The last major benefit is with Intellisense and auto-completion. Try using Intellisense on a Windows Form to find an event - you have to scroll through hundreds of mysterious base class methods that you will never need to call to find the events. But if every event had an "e" prefix, they would automatically be listed in a group under "e". Thus, prefixing works to group the members, consts, events, etc in the intellisense list, making it much quicker and easier to find the names you want. (Usually, a method might have around 20-50 values (locals, params, members, consts, events) that are accessible in its scope. But after typing the prefix (I want to use an index now, so I type 'i...'), I am presented with only 2-5 auto-complete options. The 'extra typing' people attribute to prefixes and meaningful names drastically reduces the search space and measurably accelerates development speed)
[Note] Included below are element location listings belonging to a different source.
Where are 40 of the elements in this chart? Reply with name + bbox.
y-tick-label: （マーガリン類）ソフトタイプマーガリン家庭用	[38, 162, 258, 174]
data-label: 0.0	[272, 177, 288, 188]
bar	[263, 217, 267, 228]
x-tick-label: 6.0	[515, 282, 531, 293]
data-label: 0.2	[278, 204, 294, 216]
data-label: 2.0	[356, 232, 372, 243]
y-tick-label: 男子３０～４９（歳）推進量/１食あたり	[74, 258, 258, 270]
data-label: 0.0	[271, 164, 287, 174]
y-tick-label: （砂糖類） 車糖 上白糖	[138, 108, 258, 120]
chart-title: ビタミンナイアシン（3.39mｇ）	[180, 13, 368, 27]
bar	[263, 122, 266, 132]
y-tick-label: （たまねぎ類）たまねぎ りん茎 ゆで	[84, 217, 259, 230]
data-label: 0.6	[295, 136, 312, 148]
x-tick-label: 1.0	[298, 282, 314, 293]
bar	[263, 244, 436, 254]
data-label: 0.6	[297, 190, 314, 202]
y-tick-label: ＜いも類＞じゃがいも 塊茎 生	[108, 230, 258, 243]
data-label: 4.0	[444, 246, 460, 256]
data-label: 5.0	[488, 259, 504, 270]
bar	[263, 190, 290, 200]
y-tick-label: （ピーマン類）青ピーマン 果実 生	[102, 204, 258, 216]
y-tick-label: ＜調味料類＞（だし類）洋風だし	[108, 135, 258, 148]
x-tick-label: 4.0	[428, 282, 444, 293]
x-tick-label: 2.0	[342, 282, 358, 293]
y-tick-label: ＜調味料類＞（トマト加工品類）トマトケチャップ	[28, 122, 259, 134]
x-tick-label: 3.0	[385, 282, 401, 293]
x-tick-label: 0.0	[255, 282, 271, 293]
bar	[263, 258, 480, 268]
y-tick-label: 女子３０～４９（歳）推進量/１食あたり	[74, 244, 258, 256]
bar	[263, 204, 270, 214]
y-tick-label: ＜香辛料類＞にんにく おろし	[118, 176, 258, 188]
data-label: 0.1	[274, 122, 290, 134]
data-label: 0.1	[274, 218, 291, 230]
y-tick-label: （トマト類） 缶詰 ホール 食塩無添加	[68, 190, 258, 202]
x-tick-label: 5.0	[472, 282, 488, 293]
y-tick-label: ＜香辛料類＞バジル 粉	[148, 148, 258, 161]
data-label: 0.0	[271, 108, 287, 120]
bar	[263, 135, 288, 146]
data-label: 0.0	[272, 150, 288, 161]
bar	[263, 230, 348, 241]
I'm a lazy programmer, and the above convention saves me a lot of work. I can code faster and I make far fewer mistakes because I know how every variable should be used.


Arguments against

So, what are the cons? Typical arguments against prefixes are:

  • "Prefix schemes are bad/evil". I agree that "m_lpsz" and its ilk are poorly thought out and wholly useless. That's why I'd advise using a well designed notation designed to support your requirements, rather than copying something that is inappropriate for your context. (Use the right tool for the job).

  • "If I change the usage of something I have to rename it". Yes, of course you do, that's what refactoring is all about, and why IDEs have refactoring tools to do this job quickly and painlessly. Even without prefixes, changing the usage of a variable almost certainly means its name ought to be changed.

  • "Prefixes just confuse me". As does every tool until you learn how to use it. Once your brain has become used to the naming patterns, it will filter the information out automatically and you won't really mind that the prefixes are there any more. But you have to use a scheme like this solidly for a week or two before you'll really become "fluent". And that's when a lot of people look at old code and start to wonder how they ever managed without a good prefix scheme.

  • "I can just look at the code to work this stuff out". Yes, but you don't need to waste time looking elsewhere in the code or remembering every little detail of it when the answer is right on the spot your eye is already focussed on.

  • (Some of) that information can be found by just waiting for a tooltip to pop up on my variable. Yes. Where supported, for some types of prefix, when your code compiles cleanly, after a wait, you can read through a description and find the information the prefix would have conveyed instantly. I feel that the prefix is a simpler, more reliable and more efficient approach.

  • "It's more typing". Really? One whole character more? Or is it - with IDE auto-completion tools, it will often reduce typing, because each prefix character narrows the search space significantly. Press "e" and the three events in your class pop up in intellisense. Press "c" and the five constants are listed.

  • "I can use this-> instead of m". Well, yes, you can. But that's just a much uglier and more verbose prefix! Only it carries a far greater risk (especially in teams) because to the compiler it is optional, and therefore its usage is frequently inconsistent. m on the other hand is brief, clear, explicit and not optional, so it's much harder to make mistakes using it.